Methods: Using clinical data from 1,028 SVR patients, we developed an HCC prediction model using a random survival forest (RSF). Model performance was assessed using Harrel's c-index and validated in an independent cohort of 737 SVR patients. Shapley additive explanation (SHAP) facilitated feature quantification, whereas optimal cutoffs were determined using maximally selected rank statistics. We used Kaplan-Meier analysis to compare cumulative HCC incidence between risk groups.

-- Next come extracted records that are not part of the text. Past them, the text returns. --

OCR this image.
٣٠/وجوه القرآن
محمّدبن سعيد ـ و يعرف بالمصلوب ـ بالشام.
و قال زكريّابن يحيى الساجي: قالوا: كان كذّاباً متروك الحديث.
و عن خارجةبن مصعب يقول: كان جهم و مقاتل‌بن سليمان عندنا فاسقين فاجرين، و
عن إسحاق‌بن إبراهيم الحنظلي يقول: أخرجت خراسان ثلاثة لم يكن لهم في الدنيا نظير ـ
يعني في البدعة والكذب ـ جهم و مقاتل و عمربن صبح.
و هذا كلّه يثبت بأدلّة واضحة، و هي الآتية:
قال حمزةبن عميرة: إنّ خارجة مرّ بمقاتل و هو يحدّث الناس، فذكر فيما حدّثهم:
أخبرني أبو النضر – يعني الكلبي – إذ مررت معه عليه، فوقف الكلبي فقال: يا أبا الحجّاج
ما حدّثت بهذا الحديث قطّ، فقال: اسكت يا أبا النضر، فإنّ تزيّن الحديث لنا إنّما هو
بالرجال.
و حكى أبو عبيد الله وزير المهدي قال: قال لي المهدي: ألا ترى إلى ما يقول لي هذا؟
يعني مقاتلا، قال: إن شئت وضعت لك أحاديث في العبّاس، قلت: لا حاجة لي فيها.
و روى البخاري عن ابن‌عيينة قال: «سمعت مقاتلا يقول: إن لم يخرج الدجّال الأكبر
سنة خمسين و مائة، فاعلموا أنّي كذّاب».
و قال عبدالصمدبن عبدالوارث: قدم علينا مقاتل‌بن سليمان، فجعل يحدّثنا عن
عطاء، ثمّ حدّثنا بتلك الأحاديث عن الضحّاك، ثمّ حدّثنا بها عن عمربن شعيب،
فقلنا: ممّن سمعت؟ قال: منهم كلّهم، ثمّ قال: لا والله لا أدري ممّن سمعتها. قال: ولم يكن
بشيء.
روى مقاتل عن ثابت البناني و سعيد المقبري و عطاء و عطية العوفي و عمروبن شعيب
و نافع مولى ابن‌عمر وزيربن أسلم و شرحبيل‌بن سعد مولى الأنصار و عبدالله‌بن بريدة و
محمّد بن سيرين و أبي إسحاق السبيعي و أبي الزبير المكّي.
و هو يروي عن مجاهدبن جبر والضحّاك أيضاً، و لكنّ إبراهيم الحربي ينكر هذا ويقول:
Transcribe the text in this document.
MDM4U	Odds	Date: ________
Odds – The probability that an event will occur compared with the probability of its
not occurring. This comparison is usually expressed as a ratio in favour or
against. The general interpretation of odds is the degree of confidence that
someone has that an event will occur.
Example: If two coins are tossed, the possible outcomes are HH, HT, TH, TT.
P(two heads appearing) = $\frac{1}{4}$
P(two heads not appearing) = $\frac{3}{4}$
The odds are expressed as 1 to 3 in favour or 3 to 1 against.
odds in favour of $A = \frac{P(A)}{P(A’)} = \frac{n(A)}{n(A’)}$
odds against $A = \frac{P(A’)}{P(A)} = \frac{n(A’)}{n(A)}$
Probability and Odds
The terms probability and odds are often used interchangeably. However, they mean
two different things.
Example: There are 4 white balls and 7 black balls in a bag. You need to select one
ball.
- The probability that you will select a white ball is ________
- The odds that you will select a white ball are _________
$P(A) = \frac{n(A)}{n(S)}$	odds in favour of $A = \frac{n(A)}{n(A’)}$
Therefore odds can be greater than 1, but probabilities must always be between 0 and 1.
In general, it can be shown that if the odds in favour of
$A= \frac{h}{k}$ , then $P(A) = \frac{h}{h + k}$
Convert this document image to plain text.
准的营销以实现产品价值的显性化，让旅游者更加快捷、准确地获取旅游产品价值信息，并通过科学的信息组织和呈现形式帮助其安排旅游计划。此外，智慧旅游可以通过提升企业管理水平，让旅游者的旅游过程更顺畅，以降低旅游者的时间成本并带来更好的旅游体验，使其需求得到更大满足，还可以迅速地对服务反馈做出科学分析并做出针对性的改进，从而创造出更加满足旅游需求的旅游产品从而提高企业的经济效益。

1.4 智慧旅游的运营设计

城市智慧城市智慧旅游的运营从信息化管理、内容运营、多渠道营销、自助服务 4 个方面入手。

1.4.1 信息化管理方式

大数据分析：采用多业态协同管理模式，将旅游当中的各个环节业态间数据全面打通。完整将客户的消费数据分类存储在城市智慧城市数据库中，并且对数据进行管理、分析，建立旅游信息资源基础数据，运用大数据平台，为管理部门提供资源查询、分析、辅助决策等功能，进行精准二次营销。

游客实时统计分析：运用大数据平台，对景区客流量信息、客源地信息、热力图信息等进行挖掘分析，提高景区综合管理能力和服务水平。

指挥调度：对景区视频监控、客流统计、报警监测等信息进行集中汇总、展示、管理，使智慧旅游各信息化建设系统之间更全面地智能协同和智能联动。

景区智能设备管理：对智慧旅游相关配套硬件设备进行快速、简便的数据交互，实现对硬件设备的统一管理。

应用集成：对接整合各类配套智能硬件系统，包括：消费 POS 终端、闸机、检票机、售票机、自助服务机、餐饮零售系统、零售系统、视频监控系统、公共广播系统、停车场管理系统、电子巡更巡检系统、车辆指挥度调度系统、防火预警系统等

Results: We achieved c-index scores and 95% CIs of 0.90 (0.85 to 0.94) and 0.80 (0.74 to 0.85) in the derivation and validation cohorts, respectively, in a model using platelet count, gamma-glutamyl transpeptidase, sex, age, and ALT. Stratification resulted in four risk groups: low, intermediate, high, and very high. The 5-year cumulative HCC incidence rates and 95% CIs for these groups were as follows: derivation: 0% (0 to 0), 3.8% (0.6 to 6.8), 26.2% (17.2 to 34.3), and 54.2% (20.2 to 73.7), respectively, and validation: 0.7% (0 to 1.6), 7.1% (2.7 to 11.3), 5.2% (0 to 10.8), and 28.6% (0 to 55.3), respectively.
Conclusion: The integration of RSF and SHAP enabled accurate HCC risk classification after SVR, which may facilitate individualized HCC screening strategies and more cost-effective care.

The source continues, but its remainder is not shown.